Solving Kids' Cancer, along with U.K.-based charities Neuroblastoma Alliance UK, J-A-C-K, and other European organizations have aligned forces to improve access to promising clinical trials for children with high-risk neuroblastoma in North America, the U.K. and Europe. The aim of the International Neuroblastoma Research Collaborative (INBRC) is to bring the cancer research community together to produce immunotherapy options to treat, control and prevent the recurrence of neuroblastoma in children. The new initiative mandates a collaboration of international cancer centers, offering a grant award of up to $500,000 (USD).
The pediatric cancer charities have partnered for the first time to create new treatments for children with neuroblastoma who at best, have a 5 percent chance of survival after relapse.
Neuroblastoma is a cancer of the sympathetic nervous system that most commonly occurs in infants and children under 5 years old. The cancer is usually discovered after it has spread. Half of all children are diagnosed with high-risk neuroblastoma, which is one of the most aggressively treated of all cancers.

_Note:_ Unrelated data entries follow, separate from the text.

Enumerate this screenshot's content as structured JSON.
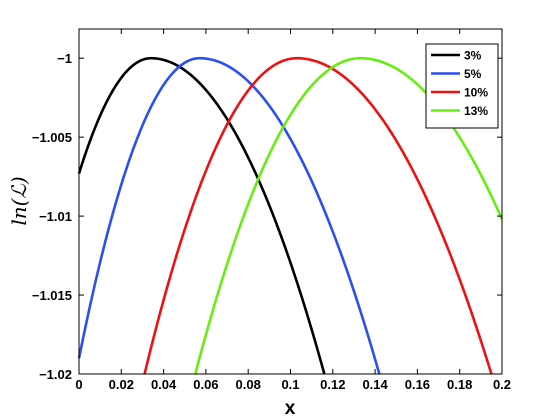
{
  "chart_data": {
    "type": "line",
    "title": "",
    "xlabel": "x",
    "ylabel": "ln(ℒ)",
    "xlim": [
      0,
      0.2
    ],
    "ylim": [
      -1.02,
      -0.998
    ],
    "xticks": [
      0,
      0.02,
      0.04,
      0.06,
      0.08,
      0.1,
      0.12,
      0.14,
      0.16,
      0.18,
      0.2
    ],
    "xtick_labels": [
      "0",
      "0.02",
      "0.04",
      "0.06",
      "0.08",
      "0.1",
      "0.12",
      "0.14",
      "0.16",
      "0.18",
      "0.2"
    ],
    "yticks": [
      -1.02,
      -1.015,
      -1.01,
      -1.005,
      -1
    ],
    "ytick_labels": [
      "−1.02",
      "−1.015",
      "−1.01",
      "−1.005",
      "−1"
    ],
    "grid": false,
    "legend_position": "top-right",
    "series": [
      {
        "name": "3%",
        "color": "#000000",
        "peak_x": 0.034,
        "x_start": 0.0,
        "x_end": 0.116,
        "x": [
          0.0,
          0.005,
          0.01,
          0.02,
          0.034,
          0.05,
          0.06,
          0.08,
          0.1,
          0.116
        ],
        "y": [
          -1.0073,
          -1.0043,
          -1.0024,
          -1.0005,
          -1.0,
          -1.0013,
          -1.0031,
          -1.008,
          -1.0141,
          -1.02
        ]
      },
      {
        "name": "5%",
        "color": "#2a4ff2",
        "peak_x": 0.057,
        "x_start": 0.0,
        "x_end": 0.142,
        "x": [
          0.0,
          0.004,
          0.01,
          0.02,
          0.03,
          0.04,
          0.057,
          0.08,
          0.1,
          0.12,
          0.142
        ],
        "y": [
          -1.019,
          -1.0135,
          -1.0085,
          -1.0043,
          -1.0019,
          -1.0006,
          -1.0,
          -1.0017,
          -1.0049,
          -1.0104,
          -1.02
        ]
      },
      {
        "name": "10%",
        "color": "#ee1111",
        "peak_x": 0.103,
        "x_start": 0.031,
        "x_end": 0.195,
        "x": [
          0.031,
          0.04,
          0.06,
          0.08,
          0.103,
          0.12,
          0.14,
          0.16,
          0.18,
          0.195
        ],
        "y": [
          -1.02,
          -1.015,
          -1.0067,
          -1.0017,
          -1.0,
          -1.0008,
          -1.0034,
          -1.0082,
          -1.0148,
          -1.02
        ]
      },
      {
        "name": "13%",
        "color": "#66ee11",
        "peak_x": 0.133,
        "x_start": 0.055,
        "x_end": 0.2,
        "x": [
          0.055,
          0.07,
          0.09,
          0.11,
          0.133,
          0.15,
          0.17,
          0.19,
          0.2
        ],
        "y": [
          -1.02,
          -1.0125,
          -1.0052,
          -1.0011,
          -1.0,
          -1.0007,
          -1.0037,
          -1.0076,
          -1.0102
        ]
      }
    ]
  }
}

Standard treatments include months of chemotherapy, surgery, radiation, and stem cell transplant, followed by additional months of maintenance therapy.
"Even after such intense treatment, about 60 percent of children relapse within three years," said Scott Kennedy, the Executive Director of Solving Kids' Cancer. "Immunotherapy can offer these children less toxic and more effective treatments, and offers more potential of curing relapsed neuroblastoma than chemotherapy and radiation."

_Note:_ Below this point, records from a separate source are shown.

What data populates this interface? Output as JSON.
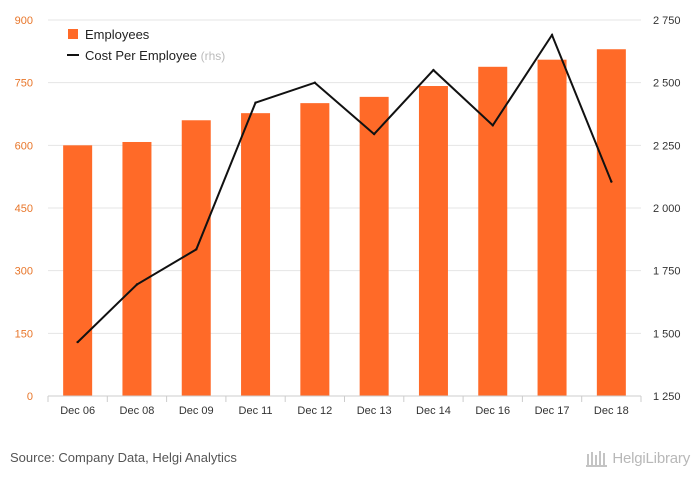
{
  "chart_data": {
    "type": "bar",
    "categories": [
      "Dec 06",
      "Dec 08",
      "Dec 09",
      "Dec 11",
      "Dec 12",
      "Dec 13",
      "Dec 14",
      "Dec 16",
      "Dec 17",
      "Dec 18"
    ],
    "series": [
      {
        "name": "Employees",
        "type": "bar",
        "axis": "left",
        "color": "#ff6a28",
        "values": [
          600,
          608,
          660,
          677,
          701,
          716,
          742,
          788,
          805,
          830
        ]
      },
      {
        "name": "Cost Per Employee",
        "name_suffix": "(rhs)",
        "type": "line",
        "axis": "right",
        "color": "#111111",
        "values": [
          1465,
          1695,
          1835,
          2420,
          2500,
          2295,
          2550,
          2330,
          2690,
          2105
        ]
      }
    ],
    "ylim_left": [
      0,
      900
    ],
    "yticks_left": [
      0,
      150,
      300,
      450,
      600,
      750,
      900
    ],
    "ytick_labels_left": [
      "0",
      "150",
      "300",
      "450",
      "600",
      "750",
      "900"
    ],
    "ylim_right": [
      1250,
      2750
    ],
    "yticks_right": [
      1250,
      1500,
      1750,
      2000,
      2250,
      2500,
      2750
    ],
    "ytick_labels_right": [
      "1 250",
      "1 500",
      "1 750",
      "2 000",
      "2 250",
      "2 500",
      "2 750"
    ],
    "grid": true,
    "legend_position": "top-left",
    "title": "",
    "xlabel": "",
    "ylabel": ""
  },
  "footer": {
    "source": "Source: Company Data, Helgi Analytics",
    "brand": "HelgiLibrary"
  },
  "colors": {
    "left_axis_labels": "#e8762a",
    "right_axis_labels": "#333333",
    "grid": "#e4e4e4",
    "axis": "#cccccc"
  }
}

Immunotherapy for cancer has rapidly advanced in recent years and shown success in some adult cancers, but few options are available for children, especially in Europe.

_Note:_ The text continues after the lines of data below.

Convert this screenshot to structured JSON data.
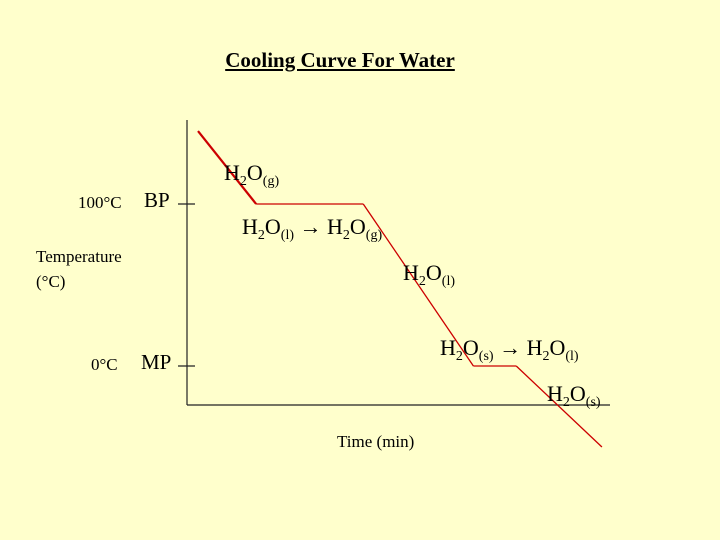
{
  "title": "Cooling Curve  For Water",
  "ylabel_line1": "Temperature",
  "ylabel_line2": "(°C)",
  "xlabel": "Time (min)",
  "ticks": {
    "bp_value": "100°C",
    "bp_label": "BP",
    "mp_value": "0°C",
    "mp_label": "MP"
  },
  "formulas": {
    "gas": {
      "base": "H",
      "two": "2",
      "o": "O",
      "state": "(g)"
    },
    "cond_left": {
      "base": "H",
      "two": "2",
      "o": "O",
      "state": "(l)"
    },
    "arrow": "→",
    "cond_right": {
      "base": "H",
      "two": "2",
      "o": "O",
      "state": "(g)"
    },
    "liquid": {
      "base": "H",
      "two": "2",
      "o": "O",
      "state": "(l)"
    },
    "freeze_left": {
      "base": "H",
      "two": "2",
      "o": "O",
      "state": "(s)"
    },
    "freeze_right": {
      "base": "H",
      "two": "2",
      "o": "O",
      "state": "(l)"
    },
    "solid": {
      "base": "H",
      "two": "2",
      "o": "O",
      "state": "(s)"
    }
  },
  "colors": {
    "background": "#FFFFCC",
    "curve": "#CC0000"
  },
  "chart_data": {
    "type": "line",
    "title": "Cooling Curve  For Water",
    "xlabel": "Time (min)",
    "ylabel": "Temperature (°C)",
    "ytick_labels": [
      "100°C",
      "0°C"
    ],
    "series": [
      {
        "x": [
          0,
          1.9,
          5.4,
          9.0,
          10.4,
          13.2
        ],
        "y": [
          145,
          100,
          100,
          0,
          0,
          -50
        ]
      }
    ],
    "segments": [
      "cooling gas",
      "condensation H2O(l) → H2O(g)",
      "cooling liquid",
      "freezing H2O(s) → H2O(l)",
      "cooling solid"
    ],
    "grid": false
  }
}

"This collaboration is significant, not only because of the amount of funding but also because we are creating more access to clinical trials for children," said Richard Brown, Chair at J-A-C-K. "Alliances can bring new ideas; focus new energies; and produce new action to defeat a cancer that preys upon the youngest. By bringing together both the advocacy community and the scientific community to work across continents, we can only maximize the hope that options such as immunotherapy may offer to children affected by neuroblastoma."
Neuroblastoma Alliance UK's Chief Executive, Alison Moy, agreed, "We are really excited to be involved in this collaboration, which is taking parent advocacy and the involvement of charities in furthering research to a new level. As neuroblastoma only affects children, it is not considered a common cancer and therefore research funding has been limited. We believe that children should be able to access the best possible treatment, wherever that may be and that's why we support families to access clinical treatment abroad. We hope that through the INBRC project, more children from the U.K. will be able get effective treatment, wherever that trial is taking place."